Despite the ultimate failure, Prout's conjectures catalyzed more accurate and extensive measurement of atomic weights. The concept helped John Strutt and William Ramsay discover chemically inert Argon.

Prout's hypothesis was an influence on Ernest Rutherford when he succeeded in "knocking" hydrogen nuclei out of nitrogen atoms with alpha particles in 1917, and thus concluded that perhaps the nuclei of all elements were made of such particles (the hydrogen nucleus), which in 1920 he suggested be named protons, from the suffix "-on" for particles, added to the stem of Prout's word "protyle". The assumption as discussed by Rutherford was of a nucleus consisting of Z + N = A protons plus N electrons somehow trapped within thereby reducing the positive charge to +Z as observed and vaguely explaining beta decay radioactivity. Such a nuclear constitution was known to be inconsistent with dynamics either classical or early quantum but seemed inevitable until the neutron hypothesis by Rutherford and discovery by English physicist James Chadwick.

== Resolution ==
The discrepancy in the atomic weights was by 1919 suspected to be the result of the natural occurrence of multiple isotopes of the same element. F. W. Aston discovered multiple stable isotopes for numerous elements using a mass spectrograph. In 1919, Aston studied neon with sufficient resolution to show that the two isotopic masses are very close to the integers 20 and 22, and that neither is equal to the known molar mass (20.2) of neon gas.

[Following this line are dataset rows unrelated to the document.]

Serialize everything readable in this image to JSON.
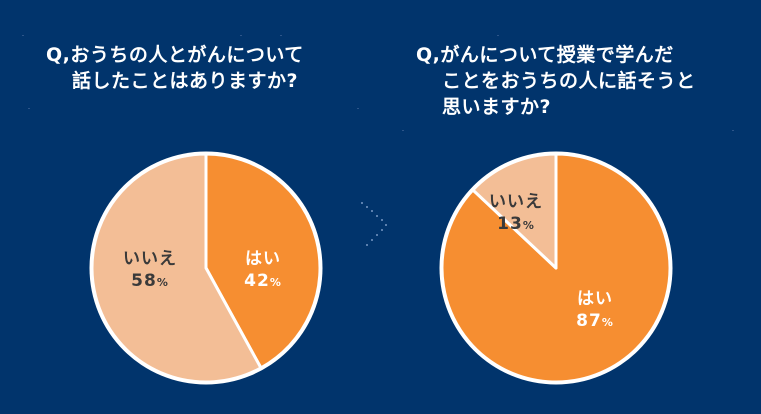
{
  "colors": {
    "background": "#01346c",
    "yes": "#f68e31",
    "no": "#f3be96",
    "border": "#ffffff",
    "label_dark": "#3a3a3a",
    "label_light": "#ffffff"
  },
  "questions": [
    {
      "lines": [
        "Q,おうちの人とがんについて",
        "話したことはありますか?"
      ]
    },
    {
      "lines": [
        "Q,がんについて授業で学んだ",
        "ことをおうちの人に話そうと",
        "思いますか?"
      ]
    }
  ],
  "separator_icon": "chevron-right-dotted",
  "chart_data": [
    {
      "type": "pie",
      "title": "Q,おうちの人とがんについて話したことはありますか?",
      "categories": [
        "はい",
        "いいえ"
      ],
      "values": [
        42,
        58
      ],
      "unit": "%",
      "start_angle": "12 o'clock, clockwise",
      "labels": [
        {
          "name": "はい",
          "value": "42",
          "unit": "%"
        },
        {
          "name": "いいえ",
          "value": "58",
          "unit": "%"
        }
      ]
    },
    {
      "type": "pie",
      "title": "Q,がんについて授業で学んだことをおうちの人に話そうと思いますか?",
      "categories": [
        "はい",
        "いいえ"
      ],
      "values": [
        87,
        13
      ],
      "unit": "%",
      "start_angle": "12 o'clock, clockwise",
      "labels": [
        {
          "name": "はい",
          "value": "87",
          "unit": "%"
        },
        {
          "name": "いいえ",
          "value": "13",
          "unit": "%"
        }
      ]
    }
  ]
}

By 1925, the problematic chlorine was found to be composed of the isotopes ^{35}Cl and ^{37}Cl, in proportions such that the average weight of natural chlorine was about 35.45 times that of hydrogen. For all elements, each individual isotope of mass number A was eventually found to have a mass very close to A times the mass of a hydrogen atom, with an error always less than 1%. This is a near miss to Prout's law being correct. Nevertheless, the rule was not found to predict isotope masses better than this for all isotopes, due mostly to mass defects resulting from release of binding energy in atomic nuclei when they are formed.

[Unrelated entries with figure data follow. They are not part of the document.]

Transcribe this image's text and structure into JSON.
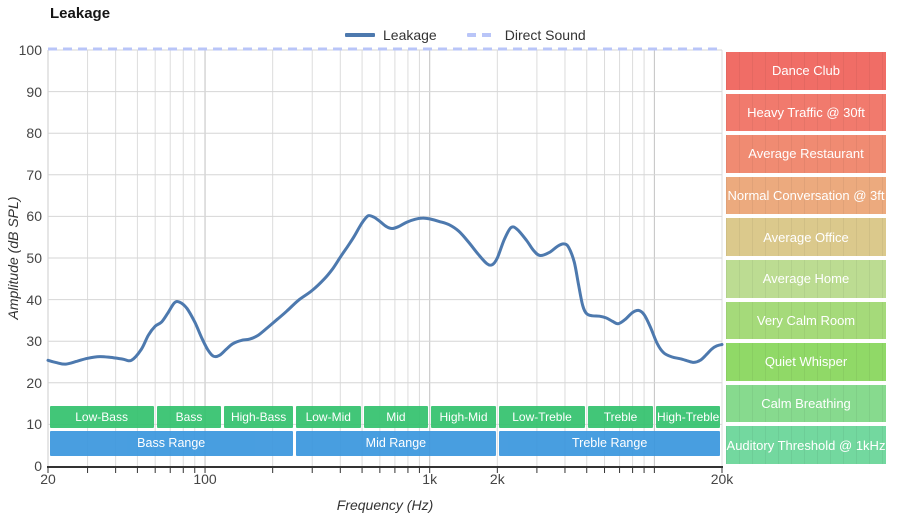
{
  "title": "Leakage",
  "legend": [
    {
      "label": "Leakage",
      "style": "solid",
      "color": "#4d79ae"
    },
    {
      "label": "Direct Sound",
      "style": "dashed",
      "color": "#b9c5f8"
    }
  ],
  "chart_data": {
    "type": "line",
    "title": "Leakage",
    "xlabel": "Frequency (Hz)",
    "ylabel": "Amplitude (dB SPL)",
    "x_scale": "log",
    "xlim": [
      20,
      20000
    ],
    "ylim": [
      0,
      100
    ],
    "grid": true,
    "x_ticks": [
      {
        "f": 20,
        "label": "20"
      },
      {
        "f": 100,
        "label": "100"
      },
      {
        "f": 1000,
        "label": "1k"
      },
      {
        "f": 2000,
        "label": "2k"
      },
      {
        "f": 20000,
        "label": "20k"
      }
    ],
    "y_ticks": [
      0,
      10,
      20,
      30,
      40,
      50,
      60,
      70,
      80,
      90,
      100
    ],
    "series": [
      {
        "name": "Leakage",
        "color": "#4d79ae",
        "points": [
          [
            20,
            25.4
          ],
          [
            22,
            24.8
          ],
          [
            24,
            24.5
          ],
          [
            27,
            25.2
          ],
          [
            30,
            25.9
          ],
          [
            34,
            26.3
          ],
          [
            38,
            26.1
          ],
          [
            43,
            25.7
          ],
          [
            47,
            25.4
          ],
          [
            52,
            28.0
          ],
          [
            56,
            31.5
          ],
          [
            60,
            33.6
          ],
          [
            64,
            34.6
          ],
          [
            68,
            36.6
          ],
          [
            73,
            39.2
          ],
          [
            77,
            39.4
          ],
          [
            83,
            37.9
          ],
          [
            90,
            34.6
          ],
          [
            97,
            30.6
          ],
          [
            103,
            27.9
          ],
          [
            109,
            26.4
          ],
          [
            116,
            26.6
          ],
          [
            124,
            28.0
          ],
          [
            133,
            29.4
          ],
          [
            145,
            30.2
          ],
          [
            158,
            30.5
          ],
          [
            172,
            31.4
          ],
          [
            190,
            33.3
          ],
          [
            210,
            35.3
          ],
          [
            232,
            37.3
          ],
          [
            260,
            39.8
          ],
          [
            300,
            42.2
          ],
          [
            340,
            45.0
          ],
          [
            370,
            47.4
          ],
          [
            400,
            50.2
          ],
          [
            430,
            52.7
          ],
          [
            460,
            55.1
          ],
          [
            490,
            57.7
          ],
          [
            515,
            59.4
          ],
          [
            535,
            60.2
          ],
          [
            565,
            59.8
          ],
          [
            600,
            58.8
          ],
          [
            640,
            57.6
          ],
          [
            680,
            57.1
          ],
          [
            730,
            57.6
          ],
          [
            790,
            58.6
          ],
          [
            860,
            59.3
          ],
          [
            930,
            59.6
          ],
          [
            1000,
            59.4
          ],
          [
            1100,
            58.8
          ],
          [
            1220,
            58.0
          ],
          [
            1350,
            56.4
          ],
          [
            1500,
            53.6
          ],
          [
            1650,
            50.8
          ],
          [
            1800,
            48.6
          ],
          [
            1900,
            48.4
          ],
          [
            2000,
            50.0
          ],
          [
            2150,
            54.5
          ],
          [
            2300,
            57.3
          ],
          [
            2450,
            56.9
          ],
          [
            2700,
            54.2
          ],
          [
            2900,
            51.8
          ],
          [
            3100,
            50.6
          ],
          [
            3400,
            51.3
          ],
          [
            3700,
            52.8
          ],
          [
            3950,
            53.4
          ],
          [
            4150,
            52.6
          ],
          [
            4400,
            49.0
          ],
          [
            4600,
            43.5
          ],
          [
            4800,
            38.5
          ],
          [
            5000,
            36.6
          ],
          [
            5300,
            36.1
          ],
          [
            5700,
            36.0
          ],
          [
            6100,
            35.6
          ],
          [
            6500,
            34.8
          ],
          [
            6900,
            34.2
          ],
          [
            7400,
            35.2
          ],
          [
            8000,
            36.9
          ],
          [
            8500,
            37.4
          ],
          [
            9000,
            36.4
          ],
          [
            9600,
            33.4
          ],
          [
            10300,
            29.4
          ],
          [
            11000,
            27.2
          ],
          [
            12000,
            26.2
          ],
          [
            13000,
            25.8
          ],
          [
            14000,
            25.3
          ],
          [
            15000,
            24.9
          ],
          [
            16000,
            25.4
          ],
          [
            17000,
            26.7
          ],
          [
            18000,
            28.1
          ],
          [
            19000,
            28.9
          ],
          [
            20000,
            29.2
          ]
        ]
      },
      {
        "name": "Direct Sound",
        "color": "#b9c5f8",
        "dashed": true,
        "constant_value": 100
      }
    ],
    "tone_band_color": "#34c26e",
    "range_band_color": "#3b97de",
    "tone_bands": [
      {
        "label": "Low-Bass",
        "f1": 20,
        "f2": 60
      },
      {
        "label": "Bass",
        "f1": 60,
        "f2": 120
      },
      {
        "label": "High-Bass",
        "f1": 120,
        "f2": 250
      },
      {
        "label": "Low-Mid",
        "f1": 250,
        "f2": 500
      },
      {
        "label": "Mid",
        "f1": 500,
        "f2": 1000
      },
      {
        "label": "High-Mid",
        "f1": 1000,
        "f2": 2000
      },
      {
        "label": "Low-Treble",
        "f1": 2000,
        "f2": 5000
      },
      {
        "label": "Treble",
        "f1": 5000,
        "f2": 10000
      },
      {
        "label": "High-Treble",
        "f1": 10000,
        "f2": 20000
      }
    ],
    "range_bands": [
      {
        "label": "Bass Range",
        "f1": 20,
        "f2": 250
      },
      {
        "label": "Mid Range",
        "f1": 250,
        "f2": 2000
      },
      {
        "label": "Treble Range",
        "f1": 2000,
        "f2": 20000
      }
    ],
    "noise_levels": [
      {
        "label": "Dance Club",
        "db": [
          90,
          100
        ],
        "color": "#f06d66"
      },
      {
        "label": "Heavy Traffic @ 30ft",
        "db": [
          80,
          90
        ],
        "color": "#f17a6d"
      },
      {
        "label": "Average Restaurant",
        "db": [
          70,
          80
        ],
        "color": "#f08b72"
      },
      {
        "label": "Normal Conversation @ 3ft",
        "db": [
          60,
          70
        ],
        "color": "#ecaa7e"
      },
      {
        "label": "Average Office",
        "db": [
          50,
          60
        ],
        "color": "#dbc98c"
      },
      {
        "label": "Average Home",
        "db": [
          40,
          50
        ],
        "color": "#bcdc92"
      },
      {
        "label": "Very Calm Room",
        "db": [
          30,
          40
        ],
        "color": "#a5da7a"
      },
      {
        "label": "Quiet Whisper",
        "db": [
          20,
          30
        ],
        "color": "#90d967"
      },
      {
        "label": "Calm Breathing",
        "db": [
          10,
          20
        ],
        "color": "#87da8e"
      },
      {
        "label": "Auditory Threshold @ 1kHz",
        "db": [
          0,
          10
        ],
        "color": "#73d89f"
      }
    ]
  }
}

Although all elements are the product of nuclear fusion of hydrogen into higher elements, it is now understood that atoms consist of both protons (hydrogen nuclei) and neutrons. The modern version of Prout's rule is that the atomic mass of an isotope of proton number (atomic number) Z and neutron number N is equal to sum of the masses of its constituent protons and neutrons, minus the mass of the nuclear binding energy, the mass defect. According to the whole number rule proposed by Francis Aston, the mass of an isotope is roughly, but not exactly, its mass number A (Z + N) times a dalton (Da), plus or minus binding energy discrepancy – a dalton being the modern approximation for "mass of a proton, neutron, or hydrogen atom". For example iron-56 atoms (which have among the highest binding-energies) weigh only about 99.1% as much as 56 hydrogen atoms. The missing 0.9% of mass represents the energy lost when the nucleus of iron was made from hydrogen inside a star (see stellar nucleosynthesis).

== Literary allusions ==
In his 1959 novel Life and Fate (Part 1, Ch. 16), Vasily Grossman's principal character, the physicist Viktor Shtrum, reflects on Prout's hypothesis about hydrogen being the origin of other elements, and the felicitous fact that Prout's incorrect data led to an essentially correct conclusion, as he worries about his inability to formulate his own thesis.

In Herman Wouk's only work of science fiction, The Lomokome Papers, Chapter 4 refers to Prout's hypothesis when introducing "Hydrogenism", the socio-religious system of Lomokome, one of two warring civilizations on the Moon.